Lt. Gov. Walter Dalton's campaign said he raised $648,318 in the year's first 3 1/2 months. He got a head start over main rivals Bob Etheridge and Bill Faison since he was already raising money for re-election to his current job until Gov. Beverly Perdue dropped out in late January. Dalton's campaign said he had $670,000 left as of April 21, meaning he started the year with nearly $750,000.
Etheridge's campaign said he'll report raising more than $310,000 in contributions since he entered the race Feb. 29. Faison's campaign did not release a preview of his first-quarter fundraising report, which was due Monday. Gardenia Henley of Winston-Salem, Gary Dunn of Matthews and Bruce Blackmon of Buies Creek are also seeking the Democratic nomination.
Early voting continues through Saturday ahead of the state's primary May 8.
Presumptive Republican nominee Pat McCrory's campaign said last week he raised nearly $1.7 million for the first 3 1/2 months of the year and had more than $3 million in the bank. McCrory planned a Raleigh fundraiser Monday headlined by former Florida Gov. Jeb Bush.

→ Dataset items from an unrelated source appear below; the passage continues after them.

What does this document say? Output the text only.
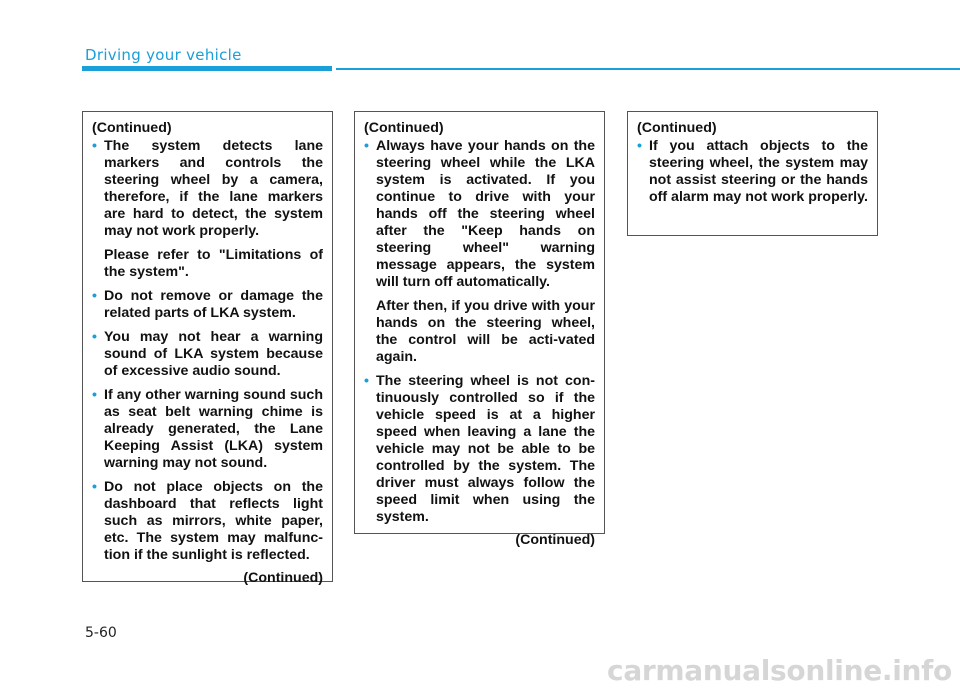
Driving your vehicle
(Continued)
• The system detects lane markers and controls the steering wheel by a camera, therefore, if the lane markers are hard to detect, the system may not work properly.
Please refer to "Limitations of the system".
• Do not remove or damage the related parts of LKA system.
• You may not hear a warning sound of LKA system because of excessive audio sound.
• If any other warning sound such as seat belt warning chime is already generated, the Lane Keeping Assist (LKA) system warning may not sound.
• Do not place objects on the dashboard that reflects light such as mirrors, white paper, etc. The system may malfunc-tion if the sunlight is reflected.
(Continued)
(Continued)
• Always have your hands on the steering wheel while the LKA system is activated. If you continue to drive with your hands off the steering wheel after the "Keep hands on steering wheel" warning message appears, the system will turn off automatically.
After then, if you drive with your hands on the steering wheel, the control will be acti-vated again.
• The steering wheel is not con-tinuously controlled so if the vehicle speed is at a higher speed when leaving a lane the vehicle may not be able to be controlled by the system. The driver must always follow the speed limit when using the system.
(Continued)
(Continued)
• If you attach objects to the steering wheel, the system may not assist steering or the hands off alarm may not work properly.
5-60
carmanualsonline.info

Etheridge on Monday sought to balance his fundraising shortcomings by introducing dozens of political friends who would vouch for him as the right Democrat for the job at a time they said the state's public education system is under fire from Republicans. Etheridge was state superintendent of public education before serving 14 years in Congress.
"Sometimes your friends can vouch for the things you've done," Etheridge said. "Somethings, you speak to it yourself and it sounds like bragging. I don't like to do that."

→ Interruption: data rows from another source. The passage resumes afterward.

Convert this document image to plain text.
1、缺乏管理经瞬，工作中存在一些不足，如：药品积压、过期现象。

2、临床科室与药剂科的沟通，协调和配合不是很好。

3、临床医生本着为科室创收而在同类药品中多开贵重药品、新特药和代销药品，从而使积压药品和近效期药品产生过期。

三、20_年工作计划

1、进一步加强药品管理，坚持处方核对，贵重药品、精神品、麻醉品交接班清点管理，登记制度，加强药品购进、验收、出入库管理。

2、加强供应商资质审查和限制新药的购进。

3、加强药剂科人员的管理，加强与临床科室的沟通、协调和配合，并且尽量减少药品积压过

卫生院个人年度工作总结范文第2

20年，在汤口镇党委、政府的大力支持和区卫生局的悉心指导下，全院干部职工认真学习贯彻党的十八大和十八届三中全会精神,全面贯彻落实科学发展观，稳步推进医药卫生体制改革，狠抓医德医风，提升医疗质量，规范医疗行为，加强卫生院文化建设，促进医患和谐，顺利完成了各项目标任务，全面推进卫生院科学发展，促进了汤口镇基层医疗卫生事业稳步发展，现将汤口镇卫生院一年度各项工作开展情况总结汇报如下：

Etheridge's campaign brought together former Capitol Hill colleagues to praise his character and experience: U.S. Reps. G.K. Butterfield, David Price, former U.S. Reps. Eva Clayton and Tim Valentine. State Sen. Dan Blue, D-Wake, who considered entering the governor's race himself, introduced them and former U.S. Sen. Robert Morgan.
Dalton's campaign produced its own list of endorsements, including from former state Senate boss Marc Basnight of Manteo and the mayors of Wilmington, Durham, Winston-Salem and Asheville.
Voters mostly tend to ignore endorsements and make up their own minds about candidates, said Jonathan Kappler, research director at the nonpartisan North Carolina Free Enterprise Foundation, which tracks state politics for business interests. The exception may be this year's Democratic primary — an intra-party contest featuring last-minute candidates who voters haven't gotten to know well, he said.
"I think they (endorsements) have the potential to matter just a little bit more — and I don't want to overstate that — in a situation like this where the campaign really started so late and voters aren't all that aware of any of the candidates and therefore may look to someone in their community to give them a cue as to who's the best to support," Kappler said.
A statewide poll released Monday found most North Carolina residents can't tell the leading candidates apart. The Elon University poll finds half of the state's adults said they don't know how they feel about McCrory, and that's much better than the top three Democrats. The Elon Poll does not measure eligible or likely voters, but takes a snapshot of general public opinion.
Sixty percent said they don't know enough about Etheridge to have a favorable or unfavorable opinion about him. Two-thirds don't know enough about Dalton to have an opinion about him and three-quarters say they don't know Faison.
The survey of 640 North Carolina adults conducted last week has a sampling error margin of 4 percentage points.